Anne Marie has written in the Western Morning News. The original article can be found here.
I feel very passionately that care for the elderly must be of the quality that we would all be comfortable seeing our grandparents receive. Despite successive Governments using the same rhetoric about the NHS, the challenge in social care has never quite received the same attention it so thoroughly deserves. That is until the Care Bill, which has been going through Parliament recently, was introduced. Local authorities will soon have a legal responsibility to promote the well being of elderly and vulnerable residents and prevent any neglectful behaviour. The new system will place those being cared for and their families at the heart of the decision making process.

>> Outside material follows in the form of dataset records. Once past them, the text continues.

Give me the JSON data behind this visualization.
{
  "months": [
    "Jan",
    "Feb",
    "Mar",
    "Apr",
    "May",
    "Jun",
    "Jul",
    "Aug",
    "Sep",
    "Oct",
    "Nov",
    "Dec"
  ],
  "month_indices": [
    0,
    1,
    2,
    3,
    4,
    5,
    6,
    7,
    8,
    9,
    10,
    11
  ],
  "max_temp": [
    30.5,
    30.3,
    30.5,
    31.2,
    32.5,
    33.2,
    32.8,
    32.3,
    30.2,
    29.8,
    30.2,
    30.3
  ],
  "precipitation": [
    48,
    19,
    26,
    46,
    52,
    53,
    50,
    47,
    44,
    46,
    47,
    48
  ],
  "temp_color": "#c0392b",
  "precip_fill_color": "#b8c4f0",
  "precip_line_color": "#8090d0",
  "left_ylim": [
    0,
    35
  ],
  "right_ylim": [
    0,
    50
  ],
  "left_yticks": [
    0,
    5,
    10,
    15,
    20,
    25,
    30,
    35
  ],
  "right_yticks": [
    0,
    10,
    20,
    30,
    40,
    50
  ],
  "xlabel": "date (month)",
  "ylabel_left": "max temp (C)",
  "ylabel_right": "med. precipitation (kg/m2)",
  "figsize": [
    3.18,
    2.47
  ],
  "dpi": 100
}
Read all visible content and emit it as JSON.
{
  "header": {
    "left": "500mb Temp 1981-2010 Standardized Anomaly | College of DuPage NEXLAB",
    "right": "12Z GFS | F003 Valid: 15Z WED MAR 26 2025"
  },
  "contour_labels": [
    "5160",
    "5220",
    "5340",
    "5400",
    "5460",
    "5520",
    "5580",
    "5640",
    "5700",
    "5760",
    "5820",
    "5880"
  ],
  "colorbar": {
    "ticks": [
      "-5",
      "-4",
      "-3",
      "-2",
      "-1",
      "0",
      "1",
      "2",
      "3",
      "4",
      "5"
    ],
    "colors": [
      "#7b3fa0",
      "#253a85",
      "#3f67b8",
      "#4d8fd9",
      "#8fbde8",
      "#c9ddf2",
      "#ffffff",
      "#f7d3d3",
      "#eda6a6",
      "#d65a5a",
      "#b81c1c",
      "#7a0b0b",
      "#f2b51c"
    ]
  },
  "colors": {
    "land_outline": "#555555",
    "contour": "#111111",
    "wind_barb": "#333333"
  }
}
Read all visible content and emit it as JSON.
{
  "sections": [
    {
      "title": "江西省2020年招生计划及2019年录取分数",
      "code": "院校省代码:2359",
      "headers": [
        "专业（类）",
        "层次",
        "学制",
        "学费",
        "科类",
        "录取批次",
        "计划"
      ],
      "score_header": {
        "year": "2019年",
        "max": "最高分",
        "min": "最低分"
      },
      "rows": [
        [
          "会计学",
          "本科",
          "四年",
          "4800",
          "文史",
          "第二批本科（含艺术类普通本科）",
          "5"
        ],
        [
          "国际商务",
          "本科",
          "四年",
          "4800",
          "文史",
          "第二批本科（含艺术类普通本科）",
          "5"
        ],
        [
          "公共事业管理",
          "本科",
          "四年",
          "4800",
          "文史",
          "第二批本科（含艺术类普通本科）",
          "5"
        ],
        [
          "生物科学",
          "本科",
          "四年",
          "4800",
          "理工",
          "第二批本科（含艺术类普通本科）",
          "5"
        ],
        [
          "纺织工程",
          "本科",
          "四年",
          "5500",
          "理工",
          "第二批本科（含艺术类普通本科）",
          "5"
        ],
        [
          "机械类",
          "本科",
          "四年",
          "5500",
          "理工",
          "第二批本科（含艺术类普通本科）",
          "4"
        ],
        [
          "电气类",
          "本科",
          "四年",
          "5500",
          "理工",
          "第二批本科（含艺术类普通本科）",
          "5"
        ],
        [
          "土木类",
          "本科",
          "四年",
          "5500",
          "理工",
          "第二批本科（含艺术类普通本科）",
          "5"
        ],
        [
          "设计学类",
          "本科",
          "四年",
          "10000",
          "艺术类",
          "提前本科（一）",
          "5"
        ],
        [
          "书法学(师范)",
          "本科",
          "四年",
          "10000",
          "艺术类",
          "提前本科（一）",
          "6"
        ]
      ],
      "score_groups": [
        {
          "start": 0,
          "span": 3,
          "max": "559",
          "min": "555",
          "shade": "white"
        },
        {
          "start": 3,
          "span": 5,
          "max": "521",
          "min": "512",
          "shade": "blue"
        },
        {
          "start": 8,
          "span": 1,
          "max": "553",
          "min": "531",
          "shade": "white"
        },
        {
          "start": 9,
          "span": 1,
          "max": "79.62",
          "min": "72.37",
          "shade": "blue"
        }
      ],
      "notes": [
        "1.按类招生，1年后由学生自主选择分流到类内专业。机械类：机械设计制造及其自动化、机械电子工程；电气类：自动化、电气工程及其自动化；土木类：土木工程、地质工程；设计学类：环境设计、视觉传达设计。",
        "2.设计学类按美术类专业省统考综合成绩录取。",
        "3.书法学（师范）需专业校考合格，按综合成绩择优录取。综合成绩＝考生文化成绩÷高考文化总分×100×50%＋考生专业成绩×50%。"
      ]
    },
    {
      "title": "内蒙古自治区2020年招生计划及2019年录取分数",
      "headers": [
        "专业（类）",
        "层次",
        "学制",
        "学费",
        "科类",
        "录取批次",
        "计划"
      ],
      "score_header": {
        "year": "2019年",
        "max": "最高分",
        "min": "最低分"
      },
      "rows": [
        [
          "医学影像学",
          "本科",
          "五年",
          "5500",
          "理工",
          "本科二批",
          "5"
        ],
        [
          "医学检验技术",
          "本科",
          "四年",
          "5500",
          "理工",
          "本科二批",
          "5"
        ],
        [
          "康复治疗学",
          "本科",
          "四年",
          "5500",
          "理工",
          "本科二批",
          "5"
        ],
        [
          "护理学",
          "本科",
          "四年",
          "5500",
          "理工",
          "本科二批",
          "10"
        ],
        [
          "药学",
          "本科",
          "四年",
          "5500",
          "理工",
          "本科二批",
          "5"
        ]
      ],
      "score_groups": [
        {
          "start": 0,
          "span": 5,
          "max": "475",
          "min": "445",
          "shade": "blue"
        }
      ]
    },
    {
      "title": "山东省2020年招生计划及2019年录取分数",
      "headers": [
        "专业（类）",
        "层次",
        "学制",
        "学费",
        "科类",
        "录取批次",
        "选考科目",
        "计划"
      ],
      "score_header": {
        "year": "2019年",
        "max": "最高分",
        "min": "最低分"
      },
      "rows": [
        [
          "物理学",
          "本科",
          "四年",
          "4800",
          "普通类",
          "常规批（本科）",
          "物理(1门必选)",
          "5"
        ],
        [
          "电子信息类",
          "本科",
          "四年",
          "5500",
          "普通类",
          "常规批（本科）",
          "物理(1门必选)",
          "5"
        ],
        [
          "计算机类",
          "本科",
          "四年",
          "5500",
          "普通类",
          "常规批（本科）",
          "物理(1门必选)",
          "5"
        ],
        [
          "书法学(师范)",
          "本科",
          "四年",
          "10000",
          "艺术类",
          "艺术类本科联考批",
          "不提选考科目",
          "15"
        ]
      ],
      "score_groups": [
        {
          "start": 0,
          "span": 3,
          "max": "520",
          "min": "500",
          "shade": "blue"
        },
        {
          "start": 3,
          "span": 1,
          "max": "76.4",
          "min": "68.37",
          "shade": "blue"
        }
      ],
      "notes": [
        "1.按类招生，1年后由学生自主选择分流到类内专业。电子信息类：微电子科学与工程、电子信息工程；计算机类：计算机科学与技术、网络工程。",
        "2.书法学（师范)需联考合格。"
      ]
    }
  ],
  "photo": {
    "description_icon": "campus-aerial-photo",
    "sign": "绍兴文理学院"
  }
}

For me though, this is just the start of the journey. As a society we have to ask ourselves what sort of care we want our most vulnerable members to receive, and given the costs involved, how should these be split between the individual in question and the taxpayer. The current system sees local authorities in the driving seat when it comes to deciding how much to pay care homes and other providers of social care. However, we do not know what sort of care that buys. Is it bronze, silver or gold level care? The new grading system introduced in the Care Bill will help us assess relative quality, but not absolute quality. Can the current system afford the level of care that we as a civilised society believe is right?
For years now I have lobbied for a comprehensive review of the commissioning process, that is to say, how local authorities make these buying decisions. Local authorities buy care in care homes and domiciliary care for those living in their own homes on behalf of all their local residents. It’s not just the quality of their buying decisions which need to be properly scrutinised, but whether or not they are funded to an acceptable level by central Government. As things stand I believe there is a postcode lottery in play. Across the country different councils pay different amounts and the question has to be asked as to whether they are paying for a similar level of care or are some paying more and getting more?
During the passage of the Care Bill through Parliament I was invited to sit on the Care Bill Committee which scrutinises the legislation line by line, word by word. As a member of the committee I was able to raise this point with the Minister and explain that I would like to see a body with full authority investigate existing practices and hold local commissioning authorities to account including looking into pricing and fee arrangements. I am pleased to say that the Bill does contain new powers for the Care Quality Commission to undertake such an investigation if instructed by Government. I have lobbied Ministers and the Care Quality Commission hard for such an investigation, and will continue to do so as the Bill becomes an Act of Parliament in the near future.
Whatever colour the next Government turns out to be, I believe it must move this agenda forward. As a nation we need to face up to the realities of what an ageing population looks like, and its subsequent costs needs to be properly debated. Dignity in old age is a right that all of us should be able to enjoy.